Do you mean, was it a plan on the front end, like I schemed ten years ago…

 

Kind of.

I wish I was that smart.

 

Did the stories come first, and then the idea to bring them together, or…

Yeah; the book came last. It came through the rite of spreading the stuff out. Also, I’ve had this novel I’ve been working on for seven years, and I just can’t let it go. Everybody’s angry with me about it. But I didn’t want to let it go until it was right. And I was also aware that the best writing that I’ve ever done, outside of that, was sitting uncollected. It had been a while since my first book, and people were asking me about it, and I wanted people to read those stories. So, it was an organic process.

Now, after it happened, I got real picky about it. I’ll show you the page that Jason is talking about. I put in this note to the reader: “These stories are meant to be read in order. This is a book, not just a collection. Don’t skip around.”  Of course, every mean reviewer, that’s the first thing they complain about. Which is fine, because it is a provocation. But the reason is because, as the stories started to be in conversation, they started to fall into a structure. The stories in the second part are kind of sequels to stories in the first part. There’s a story in the middle that’s kind of a hinge that all of the other stories fall into. The last words of the book, in the last story, stand in not only for that story, but for the whole book.
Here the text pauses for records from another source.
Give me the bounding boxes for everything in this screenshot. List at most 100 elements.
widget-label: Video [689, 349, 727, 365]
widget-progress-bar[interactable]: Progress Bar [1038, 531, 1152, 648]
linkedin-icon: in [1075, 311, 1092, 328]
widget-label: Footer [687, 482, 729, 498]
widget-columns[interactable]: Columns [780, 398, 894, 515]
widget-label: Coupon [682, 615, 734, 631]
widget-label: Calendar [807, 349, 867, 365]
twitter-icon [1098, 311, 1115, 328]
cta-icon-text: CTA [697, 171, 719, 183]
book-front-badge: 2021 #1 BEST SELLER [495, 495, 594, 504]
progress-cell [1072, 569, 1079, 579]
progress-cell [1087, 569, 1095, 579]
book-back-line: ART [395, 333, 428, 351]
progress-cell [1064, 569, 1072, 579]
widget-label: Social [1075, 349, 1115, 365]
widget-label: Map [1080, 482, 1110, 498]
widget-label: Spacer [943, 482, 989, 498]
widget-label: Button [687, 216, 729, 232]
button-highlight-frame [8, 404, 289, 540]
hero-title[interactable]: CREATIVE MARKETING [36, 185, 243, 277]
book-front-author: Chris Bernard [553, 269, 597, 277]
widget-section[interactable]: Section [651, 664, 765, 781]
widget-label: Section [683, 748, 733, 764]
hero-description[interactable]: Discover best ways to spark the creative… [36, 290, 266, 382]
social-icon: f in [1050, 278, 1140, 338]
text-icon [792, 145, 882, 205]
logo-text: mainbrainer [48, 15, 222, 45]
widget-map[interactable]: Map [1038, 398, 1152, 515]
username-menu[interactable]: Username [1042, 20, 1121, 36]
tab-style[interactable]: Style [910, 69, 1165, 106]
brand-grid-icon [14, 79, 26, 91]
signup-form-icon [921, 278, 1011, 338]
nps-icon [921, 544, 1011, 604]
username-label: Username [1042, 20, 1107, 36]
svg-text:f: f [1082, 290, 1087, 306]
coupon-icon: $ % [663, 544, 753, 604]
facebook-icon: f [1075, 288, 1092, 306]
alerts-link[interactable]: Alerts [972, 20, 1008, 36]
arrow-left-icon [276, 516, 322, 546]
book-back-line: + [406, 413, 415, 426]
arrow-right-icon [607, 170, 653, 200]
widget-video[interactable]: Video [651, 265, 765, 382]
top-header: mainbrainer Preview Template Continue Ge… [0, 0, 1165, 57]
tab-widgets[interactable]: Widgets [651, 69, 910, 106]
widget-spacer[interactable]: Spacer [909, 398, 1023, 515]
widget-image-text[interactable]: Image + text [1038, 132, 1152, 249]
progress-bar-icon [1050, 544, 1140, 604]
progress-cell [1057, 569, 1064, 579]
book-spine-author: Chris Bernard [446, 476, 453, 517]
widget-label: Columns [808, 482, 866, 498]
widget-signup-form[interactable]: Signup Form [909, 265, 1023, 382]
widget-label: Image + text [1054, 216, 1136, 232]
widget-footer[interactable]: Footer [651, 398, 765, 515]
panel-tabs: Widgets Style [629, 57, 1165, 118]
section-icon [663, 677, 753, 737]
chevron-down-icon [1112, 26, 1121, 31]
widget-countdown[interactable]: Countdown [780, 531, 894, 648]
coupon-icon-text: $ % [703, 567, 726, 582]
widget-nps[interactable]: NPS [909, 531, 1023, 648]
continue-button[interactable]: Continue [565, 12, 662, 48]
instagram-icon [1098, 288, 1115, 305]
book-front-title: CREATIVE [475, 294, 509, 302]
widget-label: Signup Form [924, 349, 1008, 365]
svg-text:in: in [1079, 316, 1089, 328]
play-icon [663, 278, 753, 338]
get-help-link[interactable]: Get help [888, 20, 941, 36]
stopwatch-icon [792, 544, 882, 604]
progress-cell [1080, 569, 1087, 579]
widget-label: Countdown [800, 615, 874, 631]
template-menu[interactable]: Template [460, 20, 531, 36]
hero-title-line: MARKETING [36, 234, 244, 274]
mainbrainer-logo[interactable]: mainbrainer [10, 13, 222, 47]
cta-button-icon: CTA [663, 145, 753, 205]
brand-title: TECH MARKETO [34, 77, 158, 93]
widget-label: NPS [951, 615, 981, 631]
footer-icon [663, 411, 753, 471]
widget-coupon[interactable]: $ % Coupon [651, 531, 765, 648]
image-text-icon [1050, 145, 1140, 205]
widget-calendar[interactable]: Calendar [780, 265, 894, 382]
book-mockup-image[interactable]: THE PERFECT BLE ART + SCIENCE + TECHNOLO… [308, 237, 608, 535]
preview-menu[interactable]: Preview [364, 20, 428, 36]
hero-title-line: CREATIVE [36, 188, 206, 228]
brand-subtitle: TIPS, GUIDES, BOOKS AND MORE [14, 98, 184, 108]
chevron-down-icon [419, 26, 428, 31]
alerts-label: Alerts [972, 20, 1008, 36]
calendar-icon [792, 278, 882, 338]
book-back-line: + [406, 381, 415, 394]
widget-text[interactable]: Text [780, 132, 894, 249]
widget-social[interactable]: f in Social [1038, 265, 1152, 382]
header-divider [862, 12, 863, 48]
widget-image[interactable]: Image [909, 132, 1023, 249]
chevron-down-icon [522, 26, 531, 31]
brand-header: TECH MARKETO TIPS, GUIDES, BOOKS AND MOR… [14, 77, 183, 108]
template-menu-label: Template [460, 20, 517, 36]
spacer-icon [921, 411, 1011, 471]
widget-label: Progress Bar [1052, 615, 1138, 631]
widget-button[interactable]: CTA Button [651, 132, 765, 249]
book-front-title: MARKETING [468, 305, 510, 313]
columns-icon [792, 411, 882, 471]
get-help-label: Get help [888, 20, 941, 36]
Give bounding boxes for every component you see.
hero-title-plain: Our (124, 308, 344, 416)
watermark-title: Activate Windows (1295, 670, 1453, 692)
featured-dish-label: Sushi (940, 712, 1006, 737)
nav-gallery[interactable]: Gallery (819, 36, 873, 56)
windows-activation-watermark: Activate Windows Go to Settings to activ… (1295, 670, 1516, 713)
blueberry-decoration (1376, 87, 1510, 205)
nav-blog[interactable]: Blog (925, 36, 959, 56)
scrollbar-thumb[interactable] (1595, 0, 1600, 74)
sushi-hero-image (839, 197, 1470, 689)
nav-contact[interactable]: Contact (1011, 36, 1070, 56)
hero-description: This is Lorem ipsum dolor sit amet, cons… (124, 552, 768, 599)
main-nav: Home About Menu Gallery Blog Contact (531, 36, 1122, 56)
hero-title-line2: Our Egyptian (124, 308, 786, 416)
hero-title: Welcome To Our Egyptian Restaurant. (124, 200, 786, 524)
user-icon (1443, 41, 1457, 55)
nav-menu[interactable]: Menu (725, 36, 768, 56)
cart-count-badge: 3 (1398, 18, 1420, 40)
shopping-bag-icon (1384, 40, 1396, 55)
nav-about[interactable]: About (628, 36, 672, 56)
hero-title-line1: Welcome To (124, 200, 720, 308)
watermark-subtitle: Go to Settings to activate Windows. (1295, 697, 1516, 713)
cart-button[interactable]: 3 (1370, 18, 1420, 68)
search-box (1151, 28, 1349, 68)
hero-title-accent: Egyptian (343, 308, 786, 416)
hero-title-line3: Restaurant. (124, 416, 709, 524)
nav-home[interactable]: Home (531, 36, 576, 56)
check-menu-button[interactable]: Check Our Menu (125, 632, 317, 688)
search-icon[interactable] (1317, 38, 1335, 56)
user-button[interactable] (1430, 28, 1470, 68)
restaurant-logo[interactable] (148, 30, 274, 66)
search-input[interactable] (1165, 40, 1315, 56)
The story begins with a piece called, “The Question of Where We Begin” that’s an interrogation of beginnings. And there’s a design that’s built into it where some of the book’s secrets begin to unfold, at a regulated rate.

I did want to say to the reader, “Read it like that.” But I also felt that, if a reader didn’t want to, maybe it would produce a little of that white heat: “I’ll show you! I’m going to read it out of order!” And they’ll read it anyway, and I felt good about that, too. Ben Marcus has apparently been going to readings saying, “I’m reading this book, but I’m reading it out of order.” I’m glad he’s reading it at all.

 

I had to re-read it for note-taking purposes, and I totally skipped around, like, “I’m mocking you, Kyle Minor!”

The last vestige of my fundamentalism has manifested itself in my author’s note.